# Grandma Maes Country Naturals



## GCNJ (Jan 16, 2009)

New to the forum and would like to know know if anyone has heard of or used Grandma Maes Country Naturals dry dog food and if you have what do you think of it----Thanks

Grandma Mae's Country Naturals


----------



## BoxerMommie (Jun 26, 2008)

No I have never heard of it, but I looked at the site. It doesn't look bad, comparable to other foods such as Wellness. However they claim it is gluten free and it is not. Barley and oats both contain gluten, so not sure how they can claim that and I'd wonder about a company that is promoting things that aren't true.

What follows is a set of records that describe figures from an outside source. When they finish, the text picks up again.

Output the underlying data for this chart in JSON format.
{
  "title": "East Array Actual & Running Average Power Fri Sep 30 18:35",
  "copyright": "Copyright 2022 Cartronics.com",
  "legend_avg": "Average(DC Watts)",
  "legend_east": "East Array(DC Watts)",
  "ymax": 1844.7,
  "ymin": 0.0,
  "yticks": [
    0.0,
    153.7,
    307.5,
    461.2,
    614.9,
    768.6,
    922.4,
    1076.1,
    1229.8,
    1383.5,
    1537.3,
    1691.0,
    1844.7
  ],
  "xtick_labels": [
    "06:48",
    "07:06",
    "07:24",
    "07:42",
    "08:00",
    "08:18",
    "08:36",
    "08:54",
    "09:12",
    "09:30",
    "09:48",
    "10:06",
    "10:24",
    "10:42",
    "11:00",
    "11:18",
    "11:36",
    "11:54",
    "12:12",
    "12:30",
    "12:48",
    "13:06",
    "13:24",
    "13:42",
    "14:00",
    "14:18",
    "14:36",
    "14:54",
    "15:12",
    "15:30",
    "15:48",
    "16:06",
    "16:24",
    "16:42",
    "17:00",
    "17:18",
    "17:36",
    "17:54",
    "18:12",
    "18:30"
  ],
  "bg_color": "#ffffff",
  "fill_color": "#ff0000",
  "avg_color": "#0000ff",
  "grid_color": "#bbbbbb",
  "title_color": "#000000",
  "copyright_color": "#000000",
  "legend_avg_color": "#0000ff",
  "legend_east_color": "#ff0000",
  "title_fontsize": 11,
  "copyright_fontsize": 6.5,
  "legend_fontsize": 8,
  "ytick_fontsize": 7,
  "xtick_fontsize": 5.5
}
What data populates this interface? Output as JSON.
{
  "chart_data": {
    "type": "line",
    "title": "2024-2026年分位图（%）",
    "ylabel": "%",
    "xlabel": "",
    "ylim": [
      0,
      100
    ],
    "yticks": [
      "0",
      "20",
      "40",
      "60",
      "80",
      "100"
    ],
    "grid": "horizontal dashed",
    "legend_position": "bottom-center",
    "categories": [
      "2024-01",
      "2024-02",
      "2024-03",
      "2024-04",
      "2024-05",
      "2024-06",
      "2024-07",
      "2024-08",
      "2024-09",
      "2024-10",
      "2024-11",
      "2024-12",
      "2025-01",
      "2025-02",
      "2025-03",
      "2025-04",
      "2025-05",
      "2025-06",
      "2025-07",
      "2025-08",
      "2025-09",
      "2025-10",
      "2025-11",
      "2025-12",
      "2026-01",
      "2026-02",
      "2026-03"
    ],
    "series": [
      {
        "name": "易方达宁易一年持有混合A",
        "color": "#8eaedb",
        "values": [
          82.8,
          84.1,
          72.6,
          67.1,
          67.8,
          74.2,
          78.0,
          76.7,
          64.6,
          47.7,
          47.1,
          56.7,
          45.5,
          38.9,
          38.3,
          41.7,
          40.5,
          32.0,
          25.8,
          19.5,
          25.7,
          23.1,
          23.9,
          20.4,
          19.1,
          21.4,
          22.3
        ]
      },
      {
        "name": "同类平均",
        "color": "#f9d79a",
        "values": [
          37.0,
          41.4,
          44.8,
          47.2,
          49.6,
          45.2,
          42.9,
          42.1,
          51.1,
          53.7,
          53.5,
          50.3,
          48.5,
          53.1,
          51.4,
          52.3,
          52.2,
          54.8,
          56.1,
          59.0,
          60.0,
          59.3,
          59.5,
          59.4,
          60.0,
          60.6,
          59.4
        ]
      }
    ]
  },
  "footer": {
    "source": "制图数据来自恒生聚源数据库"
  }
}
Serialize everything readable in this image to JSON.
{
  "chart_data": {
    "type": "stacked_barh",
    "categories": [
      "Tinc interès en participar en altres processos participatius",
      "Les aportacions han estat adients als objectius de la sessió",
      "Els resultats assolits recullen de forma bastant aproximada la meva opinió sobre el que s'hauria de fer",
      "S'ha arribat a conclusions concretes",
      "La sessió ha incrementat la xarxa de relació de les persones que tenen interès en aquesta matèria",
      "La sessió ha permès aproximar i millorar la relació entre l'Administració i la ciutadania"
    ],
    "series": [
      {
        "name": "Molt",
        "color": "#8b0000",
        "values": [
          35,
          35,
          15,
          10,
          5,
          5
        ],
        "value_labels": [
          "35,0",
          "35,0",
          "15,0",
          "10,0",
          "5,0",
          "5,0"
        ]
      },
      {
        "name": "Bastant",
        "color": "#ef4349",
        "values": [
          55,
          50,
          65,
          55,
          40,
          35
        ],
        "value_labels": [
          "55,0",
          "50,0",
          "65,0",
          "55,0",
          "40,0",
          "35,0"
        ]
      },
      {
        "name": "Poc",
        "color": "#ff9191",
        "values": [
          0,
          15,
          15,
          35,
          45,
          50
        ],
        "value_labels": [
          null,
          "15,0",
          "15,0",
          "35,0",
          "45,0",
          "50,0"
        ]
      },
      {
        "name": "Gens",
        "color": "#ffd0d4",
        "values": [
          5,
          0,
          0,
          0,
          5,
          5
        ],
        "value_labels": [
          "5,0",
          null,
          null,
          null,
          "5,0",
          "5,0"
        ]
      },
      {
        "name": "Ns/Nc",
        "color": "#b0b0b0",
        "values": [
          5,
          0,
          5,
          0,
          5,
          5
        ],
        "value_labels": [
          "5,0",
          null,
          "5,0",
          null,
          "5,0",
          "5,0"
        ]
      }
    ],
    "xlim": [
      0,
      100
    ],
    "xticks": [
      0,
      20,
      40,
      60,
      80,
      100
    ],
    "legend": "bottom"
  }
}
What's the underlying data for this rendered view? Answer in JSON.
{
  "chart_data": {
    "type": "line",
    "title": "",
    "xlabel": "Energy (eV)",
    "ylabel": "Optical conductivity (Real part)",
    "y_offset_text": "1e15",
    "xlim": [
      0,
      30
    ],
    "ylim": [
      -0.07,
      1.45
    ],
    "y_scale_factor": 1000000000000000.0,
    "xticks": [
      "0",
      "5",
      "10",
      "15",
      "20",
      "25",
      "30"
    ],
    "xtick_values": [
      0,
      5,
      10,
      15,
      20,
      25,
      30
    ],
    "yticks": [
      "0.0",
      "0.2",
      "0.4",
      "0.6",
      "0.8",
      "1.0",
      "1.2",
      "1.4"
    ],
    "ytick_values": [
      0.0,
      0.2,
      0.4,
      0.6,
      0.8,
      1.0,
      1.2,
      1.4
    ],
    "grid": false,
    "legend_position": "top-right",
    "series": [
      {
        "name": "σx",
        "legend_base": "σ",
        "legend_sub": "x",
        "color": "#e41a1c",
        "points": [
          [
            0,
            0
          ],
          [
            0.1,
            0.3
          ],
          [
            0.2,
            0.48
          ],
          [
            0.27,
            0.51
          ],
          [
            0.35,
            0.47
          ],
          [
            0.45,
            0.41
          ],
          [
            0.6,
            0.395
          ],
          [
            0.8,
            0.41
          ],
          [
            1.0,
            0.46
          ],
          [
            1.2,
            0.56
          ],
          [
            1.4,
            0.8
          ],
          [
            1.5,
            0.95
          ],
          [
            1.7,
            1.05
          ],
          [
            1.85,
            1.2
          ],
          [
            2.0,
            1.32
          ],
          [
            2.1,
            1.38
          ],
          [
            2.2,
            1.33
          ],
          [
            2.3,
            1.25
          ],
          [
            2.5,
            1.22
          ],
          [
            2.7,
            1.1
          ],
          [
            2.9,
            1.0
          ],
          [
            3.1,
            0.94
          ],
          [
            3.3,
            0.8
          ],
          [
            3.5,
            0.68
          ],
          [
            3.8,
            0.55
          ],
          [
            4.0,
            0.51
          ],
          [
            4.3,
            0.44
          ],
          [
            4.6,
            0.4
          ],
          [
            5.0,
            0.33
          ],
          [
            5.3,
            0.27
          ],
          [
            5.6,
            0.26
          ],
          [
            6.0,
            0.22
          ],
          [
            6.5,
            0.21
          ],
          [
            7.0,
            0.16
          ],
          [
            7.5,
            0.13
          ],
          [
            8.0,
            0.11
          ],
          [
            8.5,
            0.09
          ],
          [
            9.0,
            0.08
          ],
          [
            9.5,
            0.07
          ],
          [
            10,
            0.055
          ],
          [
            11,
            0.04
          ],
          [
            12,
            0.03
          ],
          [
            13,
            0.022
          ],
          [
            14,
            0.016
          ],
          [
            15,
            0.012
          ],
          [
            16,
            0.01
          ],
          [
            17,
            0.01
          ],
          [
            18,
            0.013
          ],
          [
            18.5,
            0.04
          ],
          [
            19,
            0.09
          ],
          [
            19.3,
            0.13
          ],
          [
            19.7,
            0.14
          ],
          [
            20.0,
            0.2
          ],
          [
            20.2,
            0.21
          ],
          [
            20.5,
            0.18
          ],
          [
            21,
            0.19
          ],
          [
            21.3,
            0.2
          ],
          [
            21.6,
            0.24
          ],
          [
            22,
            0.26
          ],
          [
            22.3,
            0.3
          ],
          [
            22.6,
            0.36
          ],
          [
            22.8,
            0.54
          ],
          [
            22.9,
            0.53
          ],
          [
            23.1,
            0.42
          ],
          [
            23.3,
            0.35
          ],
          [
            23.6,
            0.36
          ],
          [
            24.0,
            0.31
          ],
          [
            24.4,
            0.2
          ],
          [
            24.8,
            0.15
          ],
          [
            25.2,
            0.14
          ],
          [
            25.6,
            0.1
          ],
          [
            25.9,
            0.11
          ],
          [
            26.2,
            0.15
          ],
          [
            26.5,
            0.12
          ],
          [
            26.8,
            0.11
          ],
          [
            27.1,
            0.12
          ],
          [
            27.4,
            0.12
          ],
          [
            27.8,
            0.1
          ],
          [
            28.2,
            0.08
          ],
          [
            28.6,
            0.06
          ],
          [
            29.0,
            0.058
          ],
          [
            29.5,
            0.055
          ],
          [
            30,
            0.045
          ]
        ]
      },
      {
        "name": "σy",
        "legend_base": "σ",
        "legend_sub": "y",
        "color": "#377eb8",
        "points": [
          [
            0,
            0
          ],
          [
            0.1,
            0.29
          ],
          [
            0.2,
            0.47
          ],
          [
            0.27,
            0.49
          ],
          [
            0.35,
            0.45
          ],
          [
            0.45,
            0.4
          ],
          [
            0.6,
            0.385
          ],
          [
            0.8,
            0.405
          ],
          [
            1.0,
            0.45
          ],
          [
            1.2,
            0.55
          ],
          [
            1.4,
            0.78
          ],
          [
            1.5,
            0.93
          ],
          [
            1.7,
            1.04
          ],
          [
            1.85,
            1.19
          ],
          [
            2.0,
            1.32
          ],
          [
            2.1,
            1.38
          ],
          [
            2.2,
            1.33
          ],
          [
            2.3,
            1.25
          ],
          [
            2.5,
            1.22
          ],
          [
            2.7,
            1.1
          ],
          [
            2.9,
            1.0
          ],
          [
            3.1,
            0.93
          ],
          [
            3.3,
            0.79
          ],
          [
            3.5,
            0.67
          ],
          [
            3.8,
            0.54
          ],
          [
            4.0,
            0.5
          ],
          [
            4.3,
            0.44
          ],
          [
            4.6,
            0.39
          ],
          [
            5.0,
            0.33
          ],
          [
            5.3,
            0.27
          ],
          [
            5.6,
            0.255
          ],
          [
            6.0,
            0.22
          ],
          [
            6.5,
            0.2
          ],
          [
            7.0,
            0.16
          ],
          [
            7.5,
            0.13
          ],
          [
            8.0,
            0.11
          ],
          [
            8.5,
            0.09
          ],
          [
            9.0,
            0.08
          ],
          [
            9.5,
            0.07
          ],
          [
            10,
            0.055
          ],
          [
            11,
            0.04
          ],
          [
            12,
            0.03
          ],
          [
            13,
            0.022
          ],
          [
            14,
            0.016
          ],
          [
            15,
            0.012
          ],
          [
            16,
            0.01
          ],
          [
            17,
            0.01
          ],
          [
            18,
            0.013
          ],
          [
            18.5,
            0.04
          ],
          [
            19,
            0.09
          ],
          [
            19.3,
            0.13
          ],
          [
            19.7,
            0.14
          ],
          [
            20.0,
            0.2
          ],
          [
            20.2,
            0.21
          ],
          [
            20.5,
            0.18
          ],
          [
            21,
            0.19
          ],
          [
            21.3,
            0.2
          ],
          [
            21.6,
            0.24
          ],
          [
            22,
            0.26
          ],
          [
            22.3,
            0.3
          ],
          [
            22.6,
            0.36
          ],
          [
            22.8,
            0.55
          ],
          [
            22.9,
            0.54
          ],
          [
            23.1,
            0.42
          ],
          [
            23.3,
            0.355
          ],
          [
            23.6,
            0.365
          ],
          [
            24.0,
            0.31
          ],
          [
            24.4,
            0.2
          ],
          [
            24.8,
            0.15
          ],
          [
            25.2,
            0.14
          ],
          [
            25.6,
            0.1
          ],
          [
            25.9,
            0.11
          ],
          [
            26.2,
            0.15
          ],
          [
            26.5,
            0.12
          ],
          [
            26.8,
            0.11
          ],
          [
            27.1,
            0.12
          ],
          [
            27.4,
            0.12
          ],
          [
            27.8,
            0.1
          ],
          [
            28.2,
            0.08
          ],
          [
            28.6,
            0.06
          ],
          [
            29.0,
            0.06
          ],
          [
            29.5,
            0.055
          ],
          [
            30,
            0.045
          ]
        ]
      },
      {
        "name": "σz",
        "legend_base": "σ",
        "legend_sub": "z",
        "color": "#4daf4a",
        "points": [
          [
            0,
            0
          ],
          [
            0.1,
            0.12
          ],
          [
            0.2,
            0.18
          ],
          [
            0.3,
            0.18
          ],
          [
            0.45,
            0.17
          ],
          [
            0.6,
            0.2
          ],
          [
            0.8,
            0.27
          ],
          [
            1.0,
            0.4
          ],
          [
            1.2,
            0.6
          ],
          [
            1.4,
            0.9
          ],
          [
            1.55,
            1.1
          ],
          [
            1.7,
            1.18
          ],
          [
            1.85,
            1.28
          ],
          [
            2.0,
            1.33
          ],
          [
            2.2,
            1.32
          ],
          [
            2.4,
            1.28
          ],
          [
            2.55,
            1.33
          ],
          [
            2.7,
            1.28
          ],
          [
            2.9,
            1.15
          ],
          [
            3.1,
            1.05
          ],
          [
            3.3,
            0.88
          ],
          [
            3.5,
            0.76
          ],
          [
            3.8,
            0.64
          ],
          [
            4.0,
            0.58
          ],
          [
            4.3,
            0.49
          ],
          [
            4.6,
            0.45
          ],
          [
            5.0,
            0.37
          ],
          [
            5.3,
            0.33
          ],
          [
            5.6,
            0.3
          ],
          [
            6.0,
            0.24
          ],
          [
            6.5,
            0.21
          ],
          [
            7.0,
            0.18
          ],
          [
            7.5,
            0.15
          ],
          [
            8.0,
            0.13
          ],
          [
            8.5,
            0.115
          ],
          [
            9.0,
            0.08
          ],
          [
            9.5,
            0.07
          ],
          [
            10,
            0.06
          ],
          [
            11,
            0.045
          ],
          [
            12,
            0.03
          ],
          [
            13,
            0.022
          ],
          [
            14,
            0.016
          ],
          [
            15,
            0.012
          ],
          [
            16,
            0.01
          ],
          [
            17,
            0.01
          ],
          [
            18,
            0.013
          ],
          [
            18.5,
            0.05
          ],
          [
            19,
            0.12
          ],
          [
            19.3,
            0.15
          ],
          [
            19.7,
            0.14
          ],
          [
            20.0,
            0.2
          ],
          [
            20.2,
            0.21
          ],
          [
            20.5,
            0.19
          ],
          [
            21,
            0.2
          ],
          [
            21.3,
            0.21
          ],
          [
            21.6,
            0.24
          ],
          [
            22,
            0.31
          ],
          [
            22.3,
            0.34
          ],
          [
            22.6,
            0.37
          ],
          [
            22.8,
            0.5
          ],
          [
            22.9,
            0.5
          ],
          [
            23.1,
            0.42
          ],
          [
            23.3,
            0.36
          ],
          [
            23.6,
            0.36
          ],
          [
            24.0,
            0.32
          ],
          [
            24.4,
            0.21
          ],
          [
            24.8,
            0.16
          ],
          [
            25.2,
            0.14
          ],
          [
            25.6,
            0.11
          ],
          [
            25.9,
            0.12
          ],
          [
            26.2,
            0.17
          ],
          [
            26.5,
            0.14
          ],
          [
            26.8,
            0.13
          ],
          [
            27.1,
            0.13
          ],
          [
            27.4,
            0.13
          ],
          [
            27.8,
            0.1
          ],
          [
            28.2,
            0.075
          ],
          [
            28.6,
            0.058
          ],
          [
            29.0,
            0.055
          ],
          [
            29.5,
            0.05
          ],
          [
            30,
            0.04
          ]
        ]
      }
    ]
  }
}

Other than that it doesn't look like a bad food, however if your dog has a gluten allergy it is NOT gluten free.


----------



## GCNJ (Jan 16, 2009)

Thanks for pointing out about the gluten. The reason I asked about the Grandma Maes is that I am searching for a new dog food. For many years I used Nutro until in my opinion it turned into garbage. I have a three year old GSD and a ten year old shep/lab mix and about a year ago started feeding them Canidae ALS with good results until one of them started having loose yellow stools,started foot biting and both dogs had increased shedding and low energy level. After reading all of the horror stories about Canidae and also seeing the color of it change I wanted to switch again.
Choosing a dog food has turned into rocket science it seems for many of us that just want to do the right thing for our animals.


----------



## BoxerMommie (Jun 26, 2008)

If your dogs don't have allergies, and that food is local for you and in your budget then I don't see any huge red flags on feeding it and it'd be worth a try. However depending on the price or how much effort you have to put into getting it there are better foods like Wellness, Innova, California Natural, Solid Gold as well so it just depends on your circumstances, it's price, and ease of getting for you.

Good luck!


----------



## Pet Geek (Jul 9, 2010)

Just an FYI- research has found that oats really do not contain gluten as we once thought, Barley on the other hand does have low levels of gluten. Also, it is a higher quality food than Solid Gold, and Innova and California Naturals are owned by P&G so i would expect them to go down hill quickly.


----------